Päivi Niemi-Laine says that the Government should abandon its unilateral decision to reform the Working Hours Act. The proposal was presented before the trilateral working group, and all labour market organisations agreed that the proposal was not feasible.
- All labour market parties have voiced their dissent towards the proposal, Niemi-Laine says. Both trade union confederations and the employers' federation expressed their doubts in respect of the proposal.
Nonetheless, the Ministry of Economic Affairs and Employment decided to forge ahead with the drafting of a proposal, even though it is formed on a basis that has been widely criticised.
The Trade Union for the Public and Welfare Sectors JHL do not accept that employees should be the ones who should have to pay the price of the planned flexibility in working hours.
JHL is especially worried about the plans to allow longer working hours during period and nighttime work. Irregular work and especially working in shifts would exhaust employees even more than it does already.
A major worry for JHL President Päivi Niemi-Laine is that there is no sensible proposal on how to implement the control of working hours in a reasonable way.
- It is possible to extend local company level bargaining if the control of working hours is increased and employees organisations are allowed the right to class action suits.
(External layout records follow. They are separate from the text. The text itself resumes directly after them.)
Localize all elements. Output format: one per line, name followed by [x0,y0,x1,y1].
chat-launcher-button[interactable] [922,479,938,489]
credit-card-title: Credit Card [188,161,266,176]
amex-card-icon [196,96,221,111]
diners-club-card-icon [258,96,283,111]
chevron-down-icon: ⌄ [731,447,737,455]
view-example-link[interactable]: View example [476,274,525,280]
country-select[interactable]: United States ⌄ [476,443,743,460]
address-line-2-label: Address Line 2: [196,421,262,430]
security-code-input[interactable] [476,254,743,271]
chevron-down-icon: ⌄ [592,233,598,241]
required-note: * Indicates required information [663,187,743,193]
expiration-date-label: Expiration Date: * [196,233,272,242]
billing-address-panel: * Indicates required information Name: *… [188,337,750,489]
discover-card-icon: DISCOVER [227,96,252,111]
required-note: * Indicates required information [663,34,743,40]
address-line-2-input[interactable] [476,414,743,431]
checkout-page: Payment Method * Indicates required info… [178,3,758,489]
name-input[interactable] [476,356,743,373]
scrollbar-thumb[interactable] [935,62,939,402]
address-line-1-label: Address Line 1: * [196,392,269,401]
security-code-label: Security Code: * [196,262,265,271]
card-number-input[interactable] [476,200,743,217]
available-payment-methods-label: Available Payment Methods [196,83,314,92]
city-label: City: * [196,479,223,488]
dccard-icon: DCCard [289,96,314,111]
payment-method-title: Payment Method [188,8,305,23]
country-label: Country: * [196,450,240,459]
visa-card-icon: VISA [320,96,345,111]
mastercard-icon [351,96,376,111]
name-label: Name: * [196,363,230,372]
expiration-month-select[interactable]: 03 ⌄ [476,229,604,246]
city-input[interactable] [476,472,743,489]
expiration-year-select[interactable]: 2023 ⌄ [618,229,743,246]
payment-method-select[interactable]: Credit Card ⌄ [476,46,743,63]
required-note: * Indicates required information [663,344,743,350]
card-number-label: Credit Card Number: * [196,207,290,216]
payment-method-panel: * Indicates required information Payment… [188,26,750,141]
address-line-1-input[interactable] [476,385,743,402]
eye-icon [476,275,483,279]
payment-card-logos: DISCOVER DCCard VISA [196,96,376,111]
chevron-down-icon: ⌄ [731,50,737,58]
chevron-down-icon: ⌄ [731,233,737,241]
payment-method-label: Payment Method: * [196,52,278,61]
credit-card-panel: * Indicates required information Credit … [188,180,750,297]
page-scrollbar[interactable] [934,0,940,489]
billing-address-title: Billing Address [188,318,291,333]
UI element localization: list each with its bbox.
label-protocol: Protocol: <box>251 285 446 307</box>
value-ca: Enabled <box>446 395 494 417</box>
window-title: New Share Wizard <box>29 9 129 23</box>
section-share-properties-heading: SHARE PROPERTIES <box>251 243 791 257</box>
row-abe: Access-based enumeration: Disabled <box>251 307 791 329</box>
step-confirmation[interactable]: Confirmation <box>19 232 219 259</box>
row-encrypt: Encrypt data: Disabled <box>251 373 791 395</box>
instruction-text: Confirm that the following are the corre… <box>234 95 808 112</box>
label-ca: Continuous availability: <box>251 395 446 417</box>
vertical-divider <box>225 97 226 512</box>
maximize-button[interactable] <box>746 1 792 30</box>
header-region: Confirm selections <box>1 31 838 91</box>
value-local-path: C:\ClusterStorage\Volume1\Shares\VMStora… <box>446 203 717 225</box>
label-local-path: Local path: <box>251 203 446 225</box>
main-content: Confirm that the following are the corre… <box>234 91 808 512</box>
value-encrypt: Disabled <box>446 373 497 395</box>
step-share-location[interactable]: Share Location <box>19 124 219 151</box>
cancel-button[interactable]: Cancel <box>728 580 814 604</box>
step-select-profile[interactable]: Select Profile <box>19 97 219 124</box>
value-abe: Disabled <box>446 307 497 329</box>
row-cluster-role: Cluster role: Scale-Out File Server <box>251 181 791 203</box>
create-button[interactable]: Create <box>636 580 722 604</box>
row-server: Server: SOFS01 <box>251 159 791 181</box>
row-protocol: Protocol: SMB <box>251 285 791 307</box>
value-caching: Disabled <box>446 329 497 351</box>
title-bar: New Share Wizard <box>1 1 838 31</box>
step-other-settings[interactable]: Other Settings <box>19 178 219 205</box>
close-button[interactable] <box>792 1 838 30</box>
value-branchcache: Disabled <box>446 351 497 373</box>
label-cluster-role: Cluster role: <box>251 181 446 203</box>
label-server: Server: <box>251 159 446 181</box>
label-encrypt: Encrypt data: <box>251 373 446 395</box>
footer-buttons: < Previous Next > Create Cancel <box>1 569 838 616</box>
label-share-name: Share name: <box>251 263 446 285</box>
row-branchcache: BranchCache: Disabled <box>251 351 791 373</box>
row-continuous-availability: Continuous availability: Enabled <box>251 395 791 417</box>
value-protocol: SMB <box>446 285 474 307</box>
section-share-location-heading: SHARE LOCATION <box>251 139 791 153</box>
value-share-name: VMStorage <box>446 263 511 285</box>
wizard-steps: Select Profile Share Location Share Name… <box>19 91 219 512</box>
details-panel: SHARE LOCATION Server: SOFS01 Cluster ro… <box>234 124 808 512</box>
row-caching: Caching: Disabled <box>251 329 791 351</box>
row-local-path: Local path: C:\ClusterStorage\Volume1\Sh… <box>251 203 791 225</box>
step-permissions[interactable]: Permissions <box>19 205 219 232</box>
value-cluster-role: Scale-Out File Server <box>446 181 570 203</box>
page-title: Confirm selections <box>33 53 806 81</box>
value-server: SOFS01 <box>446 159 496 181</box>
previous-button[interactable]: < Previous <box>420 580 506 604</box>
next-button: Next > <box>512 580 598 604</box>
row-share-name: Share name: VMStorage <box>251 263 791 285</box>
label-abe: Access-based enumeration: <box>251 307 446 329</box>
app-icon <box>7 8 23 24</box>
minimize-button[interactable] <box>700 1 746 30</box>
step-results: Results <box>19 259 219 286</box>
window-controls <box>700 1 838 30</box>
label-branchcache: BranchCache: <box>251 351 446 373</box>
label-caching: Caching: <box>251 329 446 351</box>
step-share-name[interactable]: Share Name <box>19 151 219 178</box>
But, these are not included in the Ministry proposal.
Another major disappointment is that the Ministry proposal for flexible working hours ignores those with temporary jobs, Niemi-Laine says.
- The proposal of the Ministry does nothing to diminish the insecurity that many young people already feel in working life. One glaring example is that it will be even more difficult to start and raise a family while income insecurity remains such a paramount concern.
The proposal of Ministry of Economic Affairs and Employment for the new Working Hours Act has now been presented and the Government will put a draft bill before Parliament later this year.